Councilman Jack Weiss has proposed that an 18-member group study the effects of declining oil supplies worldwide, which could mean either no fuel for vehicles or increasingly skyrocketing gas prices.

Peak oil is a theory created by M. Hubbert King, a Shell geoscientist, in 1956. He used the theory to determine that American oil production, based on the available places to drill at the time, would begin declining between 1965 and 1970. The prediction proved to be true.

It is still widely debated, however, whether or not King’s theory works on a global scale, and oil company executives argue that while conventional oil supplies may cease to be found within the next decade that other potential sources, like the Canadian oil sands in Alberta, are still viable options.

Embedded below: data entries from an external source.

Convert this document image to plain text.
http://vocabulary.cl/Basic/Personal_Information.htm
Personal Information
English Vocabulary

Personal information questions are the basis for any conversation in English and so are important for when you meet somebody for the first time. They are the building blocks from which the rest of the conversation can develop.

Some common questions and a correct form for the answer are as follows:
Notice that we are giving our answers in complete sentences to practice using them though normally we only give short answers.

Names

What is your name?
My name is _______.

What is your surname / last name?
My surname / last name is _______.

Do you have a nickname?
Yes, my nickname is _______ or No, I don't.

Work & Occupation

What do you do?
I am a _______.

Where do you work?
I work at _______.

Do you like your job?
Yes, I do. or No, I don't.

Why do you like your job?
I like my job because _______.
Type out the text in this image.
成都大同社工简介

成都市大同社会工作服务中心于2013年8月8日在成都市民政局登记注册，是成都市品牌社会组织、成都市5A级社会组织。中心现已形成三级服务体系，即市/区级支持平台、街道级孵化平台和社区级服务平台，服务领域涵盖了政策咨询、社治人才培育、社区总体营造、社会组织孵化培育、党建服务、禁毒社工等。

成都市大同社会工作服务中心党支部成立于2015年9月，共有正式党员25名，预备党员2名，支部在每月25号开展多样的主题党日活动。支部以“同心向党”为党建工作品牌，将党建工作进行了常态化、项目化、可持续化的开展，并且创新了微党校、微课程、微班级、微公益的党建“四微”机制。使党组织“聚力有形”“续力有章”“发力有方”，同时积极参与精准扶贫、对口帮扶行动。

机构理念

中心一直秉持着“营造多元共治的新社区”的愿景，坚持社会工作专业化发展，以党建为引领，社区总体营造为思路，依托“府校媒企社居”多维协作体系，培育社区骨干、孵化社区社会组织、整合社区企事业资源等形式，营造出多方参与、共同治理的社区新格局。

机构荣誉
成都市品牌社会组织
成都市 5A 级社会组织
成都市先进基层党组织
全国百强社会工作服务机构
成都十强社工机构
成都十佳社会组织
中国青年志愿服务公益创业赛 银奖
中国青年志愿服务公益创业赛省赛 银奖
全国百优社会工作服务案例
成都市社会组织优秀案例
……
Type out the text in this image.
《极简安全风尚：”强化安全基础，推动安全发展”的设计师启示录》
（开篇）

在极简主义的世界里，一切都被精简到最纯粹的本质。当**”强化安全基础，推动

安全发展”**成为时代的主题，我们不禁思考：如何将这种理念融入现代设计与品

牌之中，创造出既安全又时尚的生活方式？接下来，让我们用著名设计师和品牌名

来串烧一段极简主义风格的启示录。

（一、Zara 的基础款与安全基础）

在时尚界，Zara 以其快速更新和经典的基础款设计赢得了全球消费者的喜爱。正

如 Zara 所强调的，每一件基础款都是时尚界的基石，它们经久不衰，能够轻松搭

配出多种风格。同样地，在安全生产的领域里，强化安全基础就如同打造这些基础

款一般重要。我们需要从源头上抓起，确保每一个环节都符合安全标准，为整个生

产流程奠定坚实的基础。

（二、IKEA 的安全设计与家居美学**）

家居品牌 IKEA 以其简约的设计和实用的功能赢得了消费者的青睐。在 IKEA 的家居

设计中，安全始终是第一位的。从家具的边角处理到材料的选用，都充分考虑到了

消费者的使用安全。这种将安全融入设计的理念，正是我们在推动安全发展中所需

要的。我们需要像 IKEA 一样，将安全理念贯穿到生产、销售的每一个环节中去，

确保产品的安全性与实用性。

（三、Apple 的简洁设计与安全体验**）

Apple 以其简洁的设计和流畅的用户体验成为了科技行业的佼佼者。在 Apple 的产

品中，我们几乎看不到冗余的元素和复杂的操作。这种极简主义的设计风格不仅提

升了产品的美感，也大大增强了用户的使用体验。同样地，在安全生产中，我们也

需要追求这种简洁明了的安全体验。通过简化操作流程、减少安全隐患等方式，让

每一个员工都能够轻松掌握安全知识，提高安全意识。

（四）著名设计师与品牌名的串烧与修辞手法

Weiss is concerned that local governments should formulate a plan to be prepared for any such emergency. He believes that low-income residents will be forced to decide among paying higher home energy bills, fueling up their cars or buying food.

Those people would then seek out the help of government social services, and if those services become inundated, Weiss previously said, they could fail and that would require other government agencies to step in.

The point isn’t to control gas prices, Weiss has said, but to be prepared.

The city of Portland, Ore., also convened such a task force, which recommended after about a year of study that, among other things, the city should try to reduce fossil fuel consumption by 50 percent by 2032.

No members of the public or city leaders who spoke at the Bellingham council’s May 5 meeting said anything negative about the task force.